Nicolás Maduro |
Para comprender mejor los efectos demoledores de la
modernidad, esa trituradora de almas, someteremos a comparación dos
accesos locoides recientes y muy sonados. Tenemos, por un lado, la
locura premoderna de Nicolás Maduro, a quien el difunto Chávez se le
aparece, primero como «pajarito chiquitico» que entabla con él amenos
coloquios; y luego, de forma algo más fantasmagórica, al estilo de las
caras de Bélmez, en la pared de un túnel del metro de Caracas. La locura
de Maduro es férvida y lozana como la prosa de Rómulo Gallegos; una
locura si se quiere un poco paganizante en la que descubrimos esa
absorta y amorosa reverencia al milagro propia de aquella edad de oro en
la que aún no nos envenenaba la suspicacia cientifista. Se trata,
además, de una locura poética, que elige para expresarse imágenes llenas
de encanto literario. ¿Quién no se acuerda, ante el «pajarito
chiquitico» que desliza sus trinos en las orejas de Maduro, de aquella
avecilla que le cantaba al albor al prisionero del romance, antes de que
un malhadado ballestero la matase? ¿Quién no se acuerda de la
golondrina de Oscar Wilde, que murió aterida al pie de la estatua del
Príncipe Feliz, después de besarle los labios? ¿Quién no se acuerda del
ruiseñor de San Virila, que con sus gorgoritos entretuvo durante
trescientos años las meditaciones del santo, haciéndole creer que apenas
había transcurrido un instante? Y lo mismo que decimos del «pajarito
chiquitico» podríamos decir de esa mancha aparecida en una pared, que
Maduro ha tomado por vera efigie de Chávez. Las manchas en las paredes
siempre han excitado la imaginación de los más granados escritores y
poetas, de Juana de Ibarbourou a Edgar Allan Poe. Con propiedad puede
decirse que quien no ha fantaseado ante las formas caprichosas de una
mancha de humedad en la pared o de una nube en lenta singladura por el
cielo es porque no tiene imaginación; y, en no teniendo imaginación,
puede concluirse que es autómata, y no hombre.

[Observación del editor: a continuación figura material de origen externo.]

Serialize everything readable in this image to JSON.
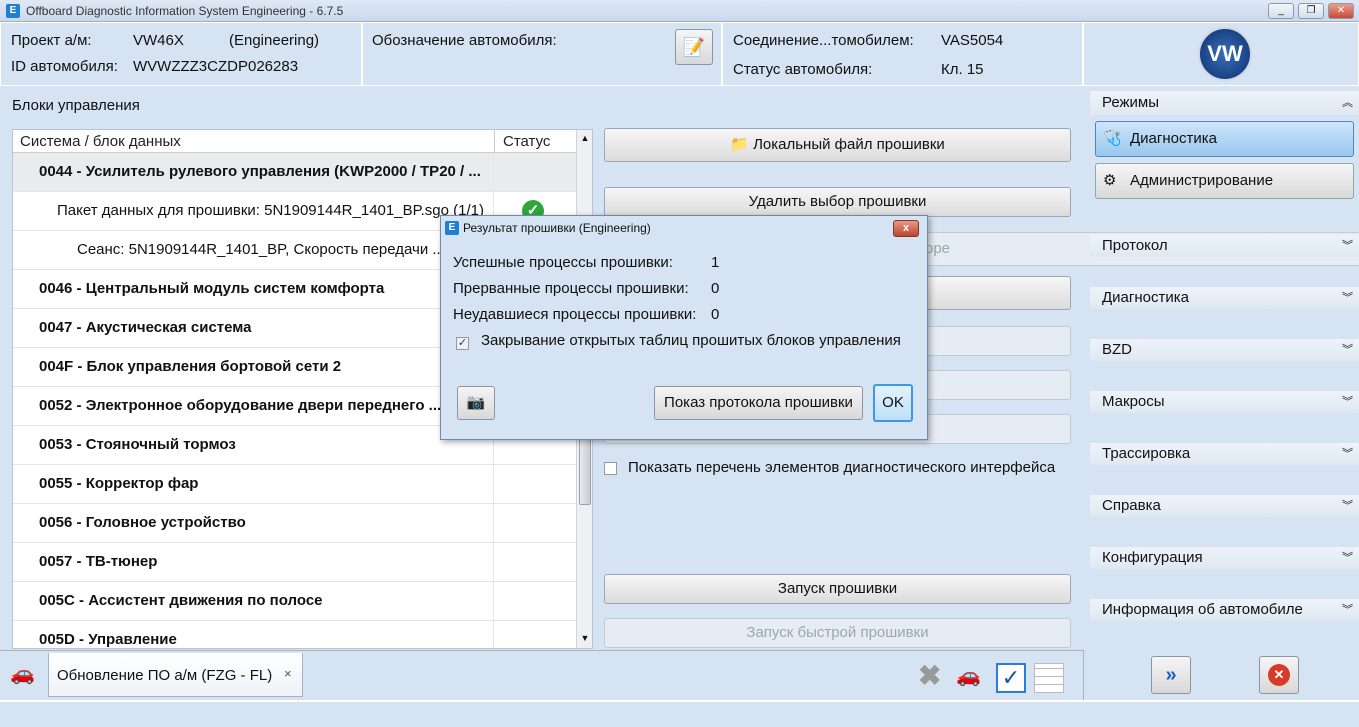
{
  "window": {
    "title": "Offboard Diagnostic Information System Engineering - 6.7.5",
    "min": "_",
    "restore": "❐",
    "close": "✕"
  },
  "header": {
    "project_label": "Проект а/м:",
    "project_value": "VW46X",
    "project_mode": "(Engineering)",
    "vin_label": "ID автомобиля:",
    "vin_value": "WVWZZZ3CZDP026283",
    "designation_label": "Обозначение автомобиля:",
    "connection_label": "Соединение...томобилем:",
    "connection_value": "VAS5054",
    "status_label": "Статус автомобиля:",
    "status_value": "Кл. 15",
    "logo": "VW"
  },
  "ecu": {
    "title": "Блоки управления",
    "col_system": "Система / блок данных",
    "col_status": "Статус",
    "rows": [
      {
        "text": "0044 - Усилитель рулевого управления  (KWP2000 / TP20 / ...",
        "bold": true
      },
      {
        "text": "Пакет данных для прошивки: 5N1909144R_1401_BP.sgo (1/1)",
        "bold": false,
        "indent": 1,
        "status": "ok"
      },
      {
        "text": "Сеанс: 5N1909144R_1401_BP, Скорость передачи ...",
        "bold": false,
        "indent": 2
      },
      {
        "text": "0046 - Центральный модуль систем комфорта",
        "bold": true
      },
      {
        "text": "0047 - Акустическая система",
        "bold": true
      },
      {
        "text": "004F - Блок управления бортовой сети 2",
        "bold": true
      },
      {
        "text": "0052 - Электронное оборудование двери переднего ...",
        "bold": true
      },
      {
        "text": "0053 - Стояночный тормоз",
        "bold": true
      },
      {
        "text": "0055 - Корректор фар",
        "bold": true
      },
      {
        "text": "0056 - Головное устройство",
        "bold": true
      },
      {
        "text": "0057 - ТВ-тюнер",
        "bold": true
      },
      {
        "text": "005C - Ассистент движения по полосе",
        "bold": true
      },
      {
        "text": "005D - Управление",
        "bold": true
      }
    ]
  },
  "actions": {
    "local_file": "Локальный файл прошивки",
    "delete_selection": "Удалить выбор прошивки",
    "partial": "оре",
    "show_interface_list": "Показать перечень элементов диагностического интерфейса",
    "start_flash": "Запуск прошивки",
    "start_fast_flash": "Запуск быстрой прошивки"
  },
  "sidebar": {
    "modes": "Режимы",
    "diagnostics_btn": "Диагностика",
    "admin_btn": "Администрирование",
    "sections": [
      "Протокол",
      "Диагностика",
      "BZD",
      "Макросы",
      "Трассировка",
      "Справка",
      "Конфигурация",
      "Информация об автомобиле"
    ]
  },
  "bottom": {
    "tab_label": "Обновление ПО а/м (FZG - FL)",
    "tab_close": "×"
  },
  "dialog": {
    "title": "Результат прошивки (Engineering)",
    "close": "x",
    "success_label": "Успешные процессы прошивки:",
    "success_value": "1",
    "aborted_label": "Прерванные процессы прошивки:",
    "aborted_value": "0",
    "failed_label": "Неудавшиеся процессы прошивки:",
    "failed_value": "0",
    "close_tables_label": "Закрывание открытых таблиц прошитых блоков управления",
    "close_tables_checked": true,
    "protocol_btn": "Показ протокола прошивки",
    "ok_btn": "OK"
  }
}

Bien distinta de la locura poética de Nicolás Maduro es
la locura árida y como infatuada de sí misma de Miquel Roca, que gallea:
«¿Pero qué se han creído? Me siento nación y digo que soy nación». En
esta frase de chiflado con balcones a la calle comprobamos, en primer
lugar, la megalomanía del loco moderno, que ya no le basta con sentirse
caballero andante o licenciado vidriera, sino que le da por sentirse y,
por ende, ser cosas estrafalarias y rimbombantes: a Luis XIV, Estado; a
Miquel Roca, nación; a cualquier loquillo mindundi, diputación
provincial u oficina del catastro; y así sucesivamente. Pero la frase de
Roca revela, amén de una propensión megalómana desquiciada, otro rasgo
característico del lunático moderno, que es la omnipotencia de la
voluntad, según la cual toda autoridad ulterior no reside en Dios, ni en
la razón, ni siquiera en la ley, sino en la mera voluntad, que puede
dictar leyes a su antojo, y contrariar la razón a su capricho, porque
ella misma es Dios. El voluntarismo es, en el fondo, apetito de caos:
así, Guillermo de Ockham afirmaba que los preceptos del decálogo no eran
de ley natural, sino que Dios habría podido crear un mundo en el que el
odio no fuese pecado, sino virtud; y así Roca cree que «la ley, por
definición, es efímera», y que sólo debe preocuparse por atender sus
voliciones de diosecillo chiflado.
Si en la locura de Maduro encontramos la delicada magia
de los cuentos de hadas, que escudriñan la naturaleza de las cosas hasta
descubrir un milagro, en la locura de Roca hallamos el apetito de caos
del hombre moderno, que niega los milagros y la naturaleza de las cosas
para imponer ¡me siento y digo que soy! su santa voluntad.